A identidade é o grande tema da narrativa, uma história escrita com o propósito de, como a própria autora afima, “find out what we all wish to find out, exactly who we are, and who the other fellow is, and what we are doing here all together.” (Welty 1979, 311). Esta narrativa permite-nos tirar algumas conclusões acerca da visão de Welty sobre o tópico em questão. A identidade regional (e cinjo-me a esta leitura do romance) sobressai aqui, em primeiro lugar, como um conceito composto por muito mais do que factos históricos que, como vimos, é algo característico do realismo mágico. A identidade sulista é um caso particularmente notório, no sentido em que as suas raízes advêm claramente de “mitos”. Trata-se de uma identidade idealizada, contruída num molde pastoril segundo o qual o velho Sul é uma terra excecional, um paraíso na terra. Ao mito original do país como Terra Prometida sobrepõem-se outros com o propósito de glorificar uma velha América e mais concretamente um velho Sul no auge de todo o seu potencial, como toda uma fronteira do futuro por desbravar. A este mito do velho Sul associam-se outros mitos, como o do mito do “pastor inocente” ou a mitificação do “Natchez Trace” (que inclui todo um conjunto de indivíduos mitificados, como Fink, Hare e os irmãos Harpe). “Mitos” como estes estabelecem o Sul como uma terra messiânica, viril, pioneira, simbólica de algo tão impalpável como o puro potencial. O Sul destaca-se assim de todas as outras regiões do país por ser um território solidificado no imaginário nacional através de um discurso ideológico que impõe uma “essência”, ou visão, neste espaço: o Sul como uma terra excecional. Contudo, este discurso inculca na consciência nacional uma versão da História que obscurece certas realidades e presenças históricas, realidades essas que Welty traz ao de cima através de técnicas formais típicas do realismo mágico. Através destas práticas do realismo mágico Welty desconstrói a aura mágica do Sul no imaginário nacional.

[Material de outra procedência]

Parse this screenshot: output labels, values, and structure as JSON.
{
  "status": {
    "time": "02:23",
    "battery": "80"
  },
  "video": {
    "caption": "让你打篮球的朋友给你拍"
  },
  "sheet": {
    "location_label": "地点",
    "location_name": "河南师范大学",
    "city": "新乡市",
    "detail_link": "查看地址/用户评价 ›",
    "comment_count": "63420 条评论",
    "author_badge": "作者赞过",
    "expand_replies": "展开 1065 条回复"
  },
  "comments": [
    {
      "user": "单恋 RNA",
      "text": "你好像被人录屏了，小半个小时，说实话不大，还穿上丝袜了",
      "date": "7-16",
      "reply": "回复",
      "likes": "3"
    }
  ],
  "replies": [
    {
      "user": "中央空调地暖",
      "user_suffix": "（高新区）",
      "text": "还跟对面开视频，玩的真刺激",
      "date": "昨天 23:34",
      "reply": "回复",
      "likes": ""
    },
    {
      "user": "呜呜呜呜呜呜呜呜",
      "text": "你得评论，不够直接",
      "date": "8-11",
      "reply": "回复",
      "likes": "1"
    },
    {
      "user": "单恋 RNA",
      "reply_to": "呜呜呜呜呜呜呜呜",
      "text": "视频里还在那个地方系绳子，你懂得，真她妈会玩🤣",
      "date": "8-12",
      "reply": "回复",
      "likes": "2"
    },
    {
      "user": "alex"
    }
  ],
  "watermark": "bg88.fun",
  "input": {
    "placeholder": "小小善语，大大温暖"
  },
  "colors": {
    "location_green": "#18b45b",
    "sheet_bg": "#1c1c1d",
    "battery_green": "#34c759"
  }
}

Welty mostra-nos também como esta identidade tornada mito é cimentada de geração em geração, com o passar do tempo, em virtude das experiências vividas no

contexto da coletividade. É a vida em família e comunidade que alimenta a idealização desta identidade, muito mais do que qualquer facto histórico ou político, e é a perpetuação das tradições desses mesmos núcleos que permitem que o sentimento de identidade passe de geração em geração. Daí a importância do “storytelling” e da transmissão da memória. Welty parece concordar que, tal como a natureza, a identidade é algo que está constantemente a mudar, pelo que não a devemos cristalizar no tempo. Quando Mike Fink ameaça revelar a verdadeira identidade de Jamie Lockhart ao mundo esse fá-lo com o propósito de ter poder sobre ele. Aí Lockhart diz-lhe: “Say who I am forever, but dare to say what I am, and that will be the last breath of every man.” (13). Esta instância parece carregar consigo uma reflexão sobre quem somos e o que somos, sobre a verdadeira importância de um nome para a noção de quem somos. Qual a importância de um nome para o nosso conceito de identidade? A conclusão a que Lockhart chega é que o nome é apenas um simples rótulo, não o que somos. A nossa identidade tem a ver com o que fazemos e com as escolhas que tomamos, o que abre o horizonte para o que podemos ser no futuro. O perigo é ver a identidade como um rótulo e não como um potencial. Estabelecer logo à partida quem somos é tentar pôr limites a algo que está sempre em construção. Tentar definir a nossa identidade é estagná-la, torna-la obsoleta, restringir a possibilidade de um presente significativo e de um futuro por desbravar. Além do mais, ao reduzirmos a identidade a um rótulo (“names were nothing and untied no knots” (150), estamos a perpetuar a ilusão de que temos o controlo sobre ela, de que conseguimos entender o mistério da vida, algo que, tal como Jamie e Clement constatam, é impossível. A identidade de uma região, diz-nos Welty, é feita de tudo isto, de sonho, de História e de mistério. Afigurar a identidade implica, pois, aceitar o seu lado mágico e o seu contrário; é tentar observá-la de mais do que uma perspetiva, “to see a thing from all sides.” (185).